Recently I have spent time in the downtown core.  When there, I often look at the interiors of office building lobbies as I pass through.  Attached is a photograph I took this week of the lobby of the TD Canada Trust Tower located at 421 – 7 Avenue SW.  It is located on the site of the former Eaton’s flagship store in Calgary built in 1929 and some of the original Eaton’s façade has been incorporated into the exterior of the building, especially along the 8th Avenue side.  When looking at this photo I also wonder if maybe some of the original marble floor was retained as well.

TD-Canada-Trust-Tower-Calgary-Lobby-January-2014 (1024x683)

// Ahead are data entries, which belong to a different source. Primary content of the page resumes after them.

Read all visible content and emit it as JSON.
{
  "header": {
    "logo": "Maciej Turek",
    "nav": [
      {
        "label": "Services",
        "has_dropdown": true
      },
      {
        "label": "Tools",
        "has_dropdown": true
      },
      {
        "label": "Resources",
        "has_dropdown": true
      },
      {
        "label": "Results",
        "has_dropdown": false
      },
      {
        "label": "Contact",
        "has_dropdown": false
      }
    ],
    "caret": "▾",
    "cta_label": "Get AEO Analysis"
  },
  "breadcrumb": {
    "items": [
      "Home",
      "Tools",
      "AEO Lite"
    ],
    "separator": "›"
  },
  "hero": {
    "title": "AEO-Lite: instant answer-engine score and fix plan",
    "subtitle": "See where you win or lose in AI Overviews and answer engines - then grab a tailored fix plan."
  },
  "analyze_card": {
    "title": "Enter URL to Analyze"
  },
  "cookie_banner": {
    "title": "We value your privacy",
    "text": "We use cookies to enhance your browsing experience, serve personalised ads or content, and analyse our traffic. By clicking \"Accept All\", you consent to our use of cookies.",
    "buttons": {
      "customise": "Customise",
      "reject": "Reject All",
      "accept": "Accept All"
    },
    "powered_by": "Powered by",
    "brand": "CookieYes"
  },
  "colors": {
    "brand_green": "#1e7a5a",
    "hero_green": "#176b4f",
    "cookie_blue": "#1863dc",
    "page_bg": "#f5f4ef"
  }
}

Regardless, this is an example of office tower lobbies in Calgary during recent history.  This is not a particularly good photo and there is no reason why this lobby was selected over another, except that it illustrates my point and I happened to have a photo of it.

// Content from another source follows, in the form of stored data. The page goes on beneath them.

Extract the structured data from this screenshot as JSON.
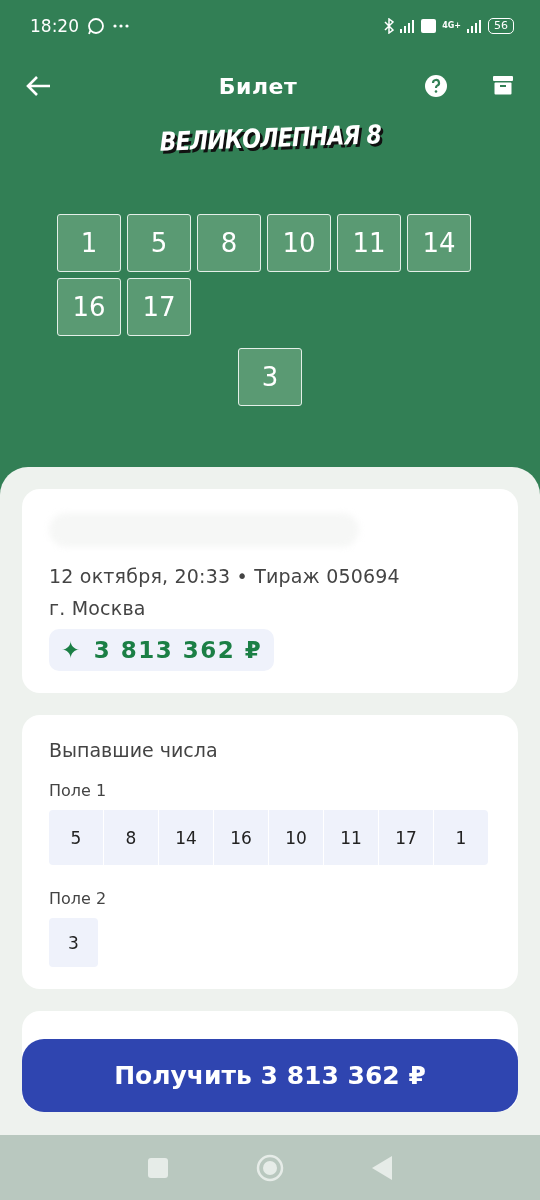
{
  "status_bar": {
    "time": "18:20",
    "battery": "56",
    "network": "4G+"
  },
  "toolbar": {
    "title": "Билет"
  },
  "game_logo": "ВЕЛИКОЛЕПНАЯ 8",
  "ticket_numbers": {
    "field_1": [
      "1",
      "5",
      "8",
      "10",
      "11",
      "14",
      "16",
      "17"
    ],
    "field_2": [
      "3"
    ]
  },
  "ticket_info": {
    "date_draw": "12 октября, 20:33 • Тираж 050694",
    "city": "г. Москва",
    "prize": "3 813 362 ₽",
    "prize_icon": "✦"
  },
  "drawn_numbers": {
    "title": "Выпавшие числа",
    "fields": [
      {
        "label": "Поле 1",
        "numbers": [
          "5",
          "8",
          "14",
          "16",
          "10",
          "11",
          "17",
          "1"
        ]
      },
      {
        "label": "Поле 2",
        "numbers": [
          "3"
        ]
      }
    ]
  },
  "claim_button": {
    "label": "Получить 3 813 362 ₽"
  }
}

As seen in this photo it can be described as minimal, cavernous and functional, with limited individual personality (outside of its unique architectural detailing) and a certain level of conformity (as in similarity to other office lobbies).  I understand that architecture deals with the whole concept of form and function, just like it does with fashion and industrial design as well.  Because of this, I should probably clarify my statement.

I find it strikingly beautiful in its austerity of form and high finish.  The functionality of its use is as a conduit to get those who use this building from the exterior building entrance to the elevator lobby which leads to their offices.  Unfortunately the downside to this is that it does not encourage street-level vibrancy.  It is not particularly welcoming or encouraging of people to stay in the environment for any length of time, with the exception of maybe the security guard whose desk is located there or the cleaner doing their job.  There is only so much variation one can do in a defined physical space and often architects are not always the final decision makers in the grand scheme of things.  Clients have a certain role to play as well and they also have to be aware of their own clients and the needs and requirements of the users of the space.  As an example, this photo shows that there is no artwork, no public sculpture, very little seating and few signs of human presence (although we know it is there), only punctuated with few forms of greenery used to break the austerity.

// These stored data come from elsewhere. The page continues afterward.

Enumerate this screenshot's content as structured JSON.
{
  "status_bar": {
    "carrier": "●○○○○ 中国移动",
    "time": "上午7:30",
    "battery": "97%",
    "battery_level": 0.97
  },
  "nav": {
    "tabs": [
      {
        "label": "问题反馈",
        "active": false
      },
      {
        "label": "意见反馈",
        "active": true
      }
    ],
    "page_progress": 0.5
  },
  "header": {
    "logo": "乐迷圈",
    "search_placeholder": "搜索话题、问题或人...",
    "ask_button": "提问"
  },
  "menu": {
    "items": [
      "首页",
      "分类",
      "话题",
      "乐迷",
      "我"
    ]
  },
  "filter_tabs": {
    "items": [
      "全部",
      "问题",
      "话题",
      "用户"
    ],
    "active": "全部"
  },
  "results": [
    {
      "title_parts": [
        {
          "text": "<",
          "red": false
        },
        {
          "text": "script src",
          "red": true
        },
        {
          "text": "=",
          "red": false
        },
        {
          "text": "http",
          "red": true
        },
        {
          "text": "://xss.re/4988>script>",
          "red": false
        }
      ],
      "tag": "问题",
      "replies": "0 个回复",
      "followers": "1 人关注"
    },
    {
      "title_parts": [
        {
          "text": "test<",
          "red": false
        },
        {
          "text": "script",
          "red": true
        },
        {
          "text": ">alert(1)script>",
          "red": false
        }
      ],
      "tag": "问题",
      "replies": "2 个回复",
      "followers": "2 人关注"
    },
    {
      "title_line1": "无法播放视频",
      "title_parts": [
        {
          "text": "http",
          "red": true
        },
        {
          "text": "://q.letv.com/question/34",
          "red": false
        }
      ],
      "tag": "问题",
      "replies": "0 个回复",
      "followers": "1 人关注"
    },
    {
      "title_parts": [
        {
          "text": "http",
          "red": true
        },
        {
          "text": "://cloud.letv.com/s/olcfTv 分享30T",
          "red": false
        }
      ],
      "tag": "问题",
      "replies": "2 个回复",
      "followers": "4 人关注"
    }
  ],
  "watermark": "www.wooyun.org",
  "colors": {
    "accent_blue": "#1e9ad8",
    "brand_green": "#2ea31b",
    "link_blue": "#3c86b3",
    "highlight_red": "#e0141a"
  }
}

Similar statements can be said for Brutalism.   Both are austere and pare down extraneous detail.

Given that, I would be interested to fast-forward 20-30 years from now to see if this austere period in our current obsession (for lack of a better word) in our office lobby environments will be seen as dated.  Also I would be curious to see if it meets with a similar distain for this style of minimal architectural interiors, as is the case for many with Brutalism now.  Of course I cannot really speculate on that, as only time will tell.